LangGraph is not blind here — it integrates with LangSmith for tracing and evaluation, and its checkpointers persist state so you can pause, resume, and insert human-in-the-loop approval. But notice the shape of the difference: LangGraph's auditability comes from instrumentation layered over a flexible graph, while Burr's comes from the rigidity of the graph itself. One records what happened; the other constrained what could happen in the first place.
The other axis nobody compares: who owns the project
There's a second decision riding along with the technical one, and it's easy to miss because both projects are open source under permissive licenses.

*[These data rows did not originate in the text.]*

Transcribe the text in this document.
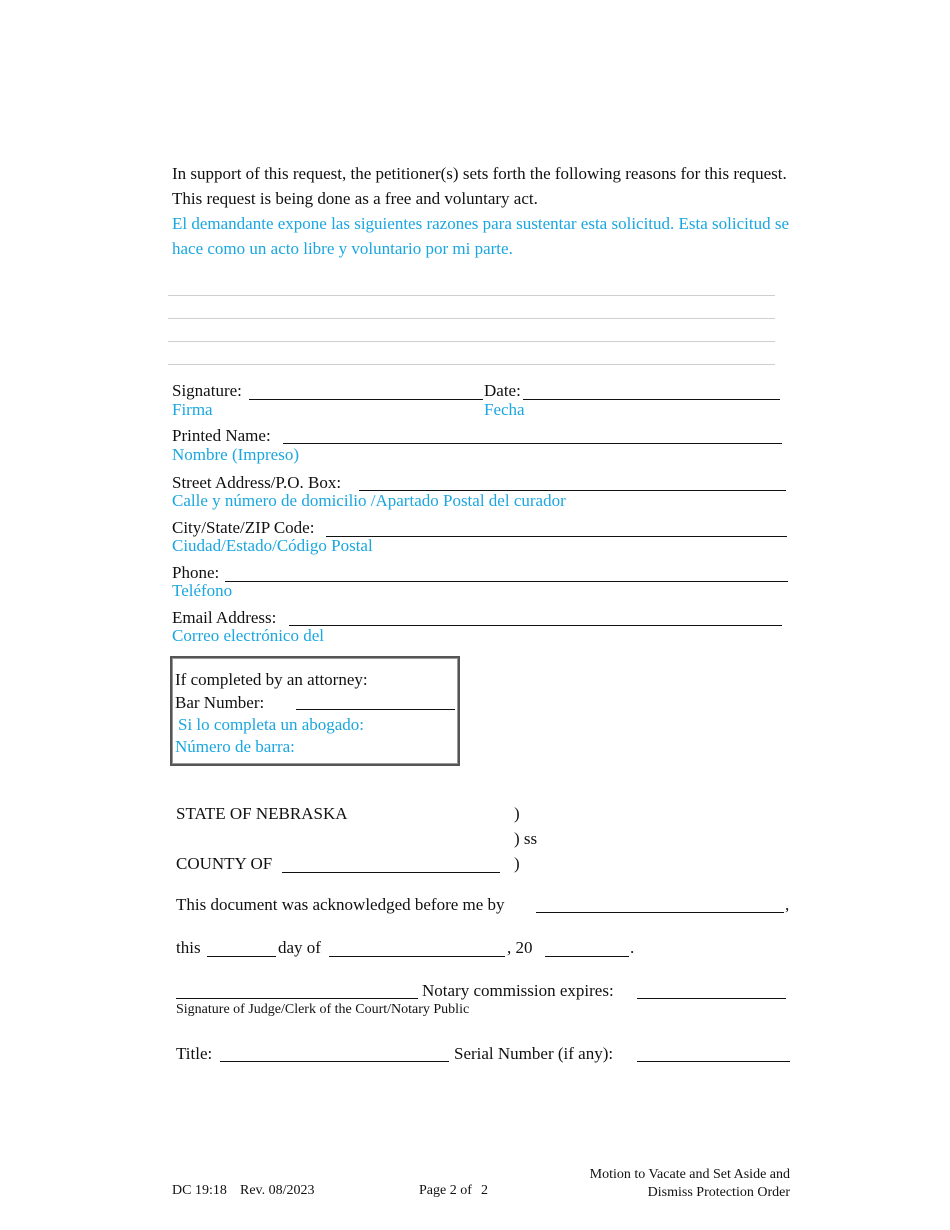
In support of this request, the petitioner(s) sets forth the following reasons for this request. This request is being done as a free and voluntary act.
El demandante expone las siguientes razones para sustentar esta solicitud. Esta solicitud se hace como un acto libre y voluntario por mi parte.
Signature:
Firma
Date:
Fecha
Printed Name:
Nombre (Impreso)
Street Address/P.O. Box:
Calle y número de domicilio /Apartado Postal del curador
City/State/ZIP Code:
Ciudad/Estado/Código Postal
Phone:
Teléfono
Email Address:
Correo electrónico del
If completed by an attorney:
Bar Number:
Si lo completa un abogado:
Número de barra:
STATE OF NEBRASKA	)
) ss
COUNTY OF	)
This document was acknowledged before me by	,
this	day of	, 20	.
Notary commission expires:
Signature of Judge/Clerk of the Court/Notary Public
Title:	Serial Number (if any):
DC 19:18 Rev. 08/2023	Page 2 of 2
Motion to Vacate and Set Aside and
Dismiss Protection Order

LangGraph is built and stewarded by LangChain, a venture-backed company. That brings real advantages — velocity, a vast ecosystem of integrations, the gravitational pull that gives LangGraph something like 27,000 monthly searches against Burr's quieter ~2,400 GitHub stars. If you want the biggest tool catalog and the most Stack Overflow answers, that mass is a feature.
Burr is a different bet. It began as an open-source project from DAGWorks and, in May 2025, was accepted into the Apache Software Foundation's incubator, migrating from dagworks-inc/burr to apache/burr via a software grant. ASF incubation is slow and unglamorous on purpose: IP clearance, a project management committee, public mailing lists, a release process (the line is at v0.42.0-incubating as of May 2026) tuned for longevity over growth. The payoff is governance — a project under the ASF is far harder to abandon, relicense, or pull behind a paywall than one owned by a single company. That's not a better bet than LangChain's; it's a different one, and which you prefer depends on whether your worry is "will this keep up?" or "will this still be here, on these terms, in five years?"
So which one
The honest decision rule is short. If you're already in the LangChain ecosystem, want maximal graph-shaped control flow, and value mindshare and integrations, LangGraph is the path of least resistance and the safe default — most teams will land here, and they won't be wrong.
Reach for Burr when the constraints invert: when auditability and an explicit, inspectable state model are the point, when you want observability that comes from the framework itself rather than a hosted add-on, when you need to orchestrate decisions that aren't only LLM calls, or when ASF governance is the durability you care about. It's the smaller, quieter project — but "quiet" and "unreliable" are not the same word, and Burr is betting the entire difference on that.
The frameworks look alike because they draw the same boxes and arrows. They diverge on what the arrows are allowed to mean. Decide that first, and the syntax stops mattering.